What’s the big deal anyway? What’s the worst that could happen?
The worst would be he stops loving me and doesn’t want to be with me anymore. Okay, that’s pretty terrible, but it’s also not anywhere close to what I believe is actually going to happen. So what’s the real problem here?
Maybe it started with me trying to hide my imperfections in the first place.
I can’t keep it up
Per societal conditioning, when we were dating, I presented to him as perfect a picture of myself as I possibly could. So no wonder it makes me anxious now, letting him see what I really look like. That’s not the person he fell in love with.
Or is it?
I’ve never worn makeup thick enough to cover the spider veins under my nose or the sun spots on my cheeks.
On one occasion I discovered an inch-long hair under my chin after spending the weekend together.
So, I’m not so naïve as to think he hasn’t already seen my imperfections. I just normally go out of my way to prevent these happenings as much as possible. And when I do realize there’s a rogue hair growing here, or droopy skin highlighted there, I take comfort in the possibility that maybe, just maybe, he didn’t notice before I was able to do something about it.
But that’s not good enough for me anymore.
I’m tired of trying to look perfect all the time and pretending he doesn’t notice when I don’t.
I’m ready to trust him with seeing everything
I want to trust him with the ugly face I make when I’m concentrating.
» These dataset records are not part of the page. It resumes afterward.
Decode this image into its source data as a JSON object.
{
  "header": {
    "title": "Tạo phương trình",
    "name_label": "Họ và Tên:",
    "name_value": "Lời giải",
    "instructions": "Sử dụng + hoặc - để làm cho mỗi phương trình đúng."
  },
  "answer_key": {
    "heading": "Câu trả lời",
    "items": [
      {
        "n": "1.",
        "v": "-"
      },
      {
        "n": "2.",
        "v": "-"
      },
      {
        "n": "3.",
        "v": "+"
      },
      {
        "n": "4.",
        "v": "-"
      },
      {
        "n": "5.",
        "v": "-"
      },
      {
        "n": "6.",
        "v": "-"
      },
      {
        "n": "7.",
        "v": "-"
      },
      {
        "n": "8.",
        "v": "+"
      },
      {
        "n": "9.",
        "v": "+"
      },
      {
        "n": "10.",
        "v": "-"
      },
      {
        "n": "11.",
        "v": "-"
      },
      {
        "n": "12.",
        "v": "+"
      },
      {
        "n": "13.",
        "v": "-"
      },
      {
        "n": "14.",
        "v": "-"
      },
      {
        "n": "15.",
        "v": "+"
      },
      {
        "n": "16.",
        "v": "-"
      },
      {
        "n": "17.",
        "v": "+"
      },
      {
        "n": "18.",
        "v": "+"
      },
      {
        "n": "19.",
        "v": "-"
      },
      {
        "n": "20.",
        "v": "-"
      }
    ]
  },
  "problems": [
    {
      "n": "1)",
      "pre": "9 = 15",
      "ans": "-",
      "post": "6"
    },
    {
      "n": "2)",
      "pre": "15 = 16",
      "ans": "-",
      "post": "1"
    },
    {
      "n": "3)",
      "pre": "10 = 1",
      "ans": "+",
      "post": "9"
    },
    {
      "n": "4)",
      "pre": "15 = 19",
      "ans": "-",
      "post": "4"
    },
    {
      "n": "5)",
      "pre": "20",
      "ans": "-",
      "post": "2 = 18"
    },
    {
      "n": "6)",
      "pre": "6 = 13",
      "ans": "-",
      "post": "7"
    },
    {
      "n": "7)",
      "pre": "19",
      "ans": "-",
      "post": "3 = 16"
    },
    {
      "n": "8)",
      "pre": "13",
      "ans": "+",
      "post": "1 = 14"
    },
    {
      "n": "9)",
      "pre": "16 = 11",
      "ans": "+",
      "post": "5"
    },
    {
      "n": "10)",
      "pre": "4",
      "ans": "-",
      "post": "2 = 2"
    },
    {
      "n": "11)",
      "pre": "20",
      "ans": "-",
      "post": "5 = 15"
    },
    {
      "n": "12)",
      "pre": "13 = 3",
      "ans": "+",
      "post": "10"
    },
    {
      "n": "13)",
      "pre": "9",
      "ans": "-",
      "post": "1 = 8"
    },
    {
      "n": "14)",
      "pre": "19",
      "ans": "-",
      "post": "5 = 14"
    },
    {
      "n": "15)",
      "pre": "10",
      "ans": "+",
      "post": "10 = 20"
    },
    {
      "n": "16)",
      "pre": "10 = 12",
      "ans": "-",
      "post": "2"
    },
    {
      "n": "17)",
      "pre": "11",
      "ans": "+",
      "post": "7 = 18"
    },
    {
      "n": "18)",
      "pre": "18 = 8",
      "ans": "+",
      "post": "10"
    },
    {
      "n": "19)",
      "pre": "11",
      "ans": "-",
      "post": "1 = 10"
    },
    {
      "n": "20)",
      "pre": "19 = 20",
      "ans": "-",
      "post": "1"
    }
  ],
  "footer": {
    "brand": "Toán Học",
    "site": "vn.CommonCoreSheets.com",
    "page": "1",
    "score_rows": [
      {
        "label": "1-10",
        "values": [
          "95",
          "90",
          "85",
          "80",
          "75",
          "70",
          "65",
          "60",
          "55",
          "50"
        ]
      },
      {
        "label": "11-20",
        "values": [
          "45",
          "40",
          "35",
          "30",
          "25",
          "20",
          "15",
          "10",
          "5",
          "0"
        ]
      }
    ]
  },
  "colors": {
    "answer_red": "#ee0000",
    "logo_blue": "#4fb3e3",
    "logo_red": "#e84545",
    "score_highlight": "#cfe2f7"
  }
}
The one I catch in the reflection on my computer when the screen goes black after pausing too long between work. (Why, by the way, when I’m having my best ideas, should my face look like that?)
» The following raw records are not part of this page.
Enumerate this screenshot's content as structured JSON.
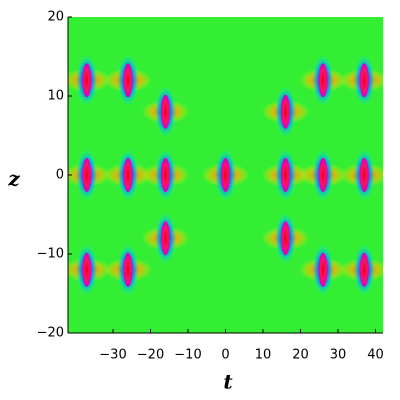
{
  "chart_data": {
    "type": "density",
    "x_label": "t",
    "y_label": "z",
    "xlim": [
      -42,
      42
    ],
    "ylim": [
      -20,
      20
    ],
    "xticks": [
      {
        "value": -30,
        "label": "−30"
      },
      {
        "value": -20,
        "label": "−20"
      },
      {
        "value": -10,
        "label": "−10"
      },
      0,
      10,
      20,
      30,
      40
    ],
    "yticks": [
      {
        "value": -20,
        "label": "−20"
      },
      {
        "value": -10,
        "label": "−10"
      },
      0,
      10,
      20
    ],
    "background_color": "#33ee33",
    "x": [
      -37,
      -26,
      -16,
      -37,
      -26,
      -16,
      -37,
      -26,
      -16,
      0,
      16,
      26,
      37,
      16,
      26,
      37,
      16,
      26,
      37
    ],
    "y": [
      12,
      12,
      8,
      0,
      0,
      0,
      -12,
      -12,
      -8,
      0,
      8,
      12,
      12,
      0,
      0,
      0,
      -8,
      -12,
      -12
    ]
  }
}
I want to trust him with the double chin that forms when I’m in the most comfortable of positions. I’m tired of rearranging myself when I realize my neck is crumpled against the pillow, chin to my chest, especially since I’m usually comfortable that way lying next to him.
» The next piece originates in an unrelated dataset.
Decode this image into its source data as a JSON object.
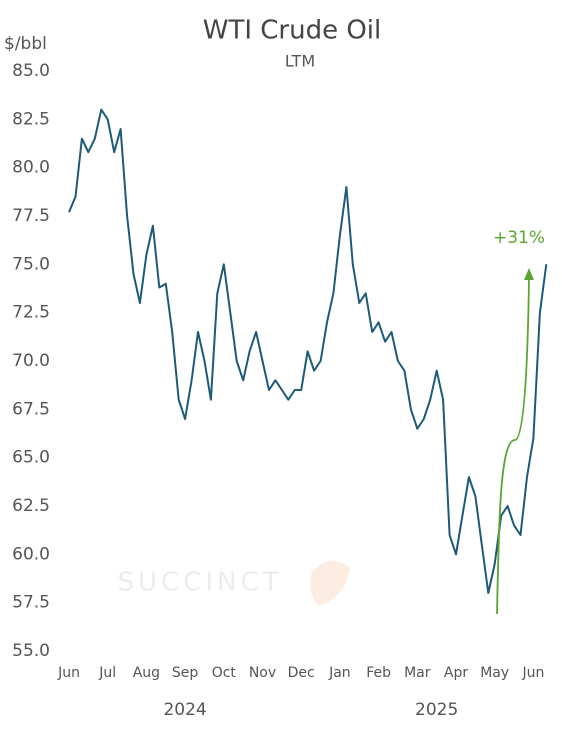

I want to trust him with my roots. They’re gray, bordering on white. I’ve actually done pretty good work in this department, letting them go weeks at a time. I think this one’s easier to accept because it’s temporary. I can always make my roots go away.
I want to trust him with the cellulite on my stomach when it catches the light just right during sex. I do manage to resist the temptation to turn off the light, as I don’t want him thinking it’s for the reason it is – because I’m insecure and all the experts say that’s the worst thing you can be during sex.
I am that woman
In the essay, Beautiful on Purpose, I wrote:
“Why can’t there be beauty in chipped nail polish? Gray roots? Crepey skin? Cellulite? Sun spots? Yellow teeth? Wrinkles? A crooked nose? Mismatched clothes? I can imagine that being a description of a beautiful painting – full of character and color – but not the same of a real woman.”
Clearly, I need to let my imagination run away with me because I am that woman. She is real and it’s time to trust that it’s okay for her to exist, especially in the presence of the man she loves.
What’s it like for you having your significant other see your imperfections? Does it make you anxious? Are you over it? Did you never care? Any which way, how does it feel and is there anything about it you’d like to be different?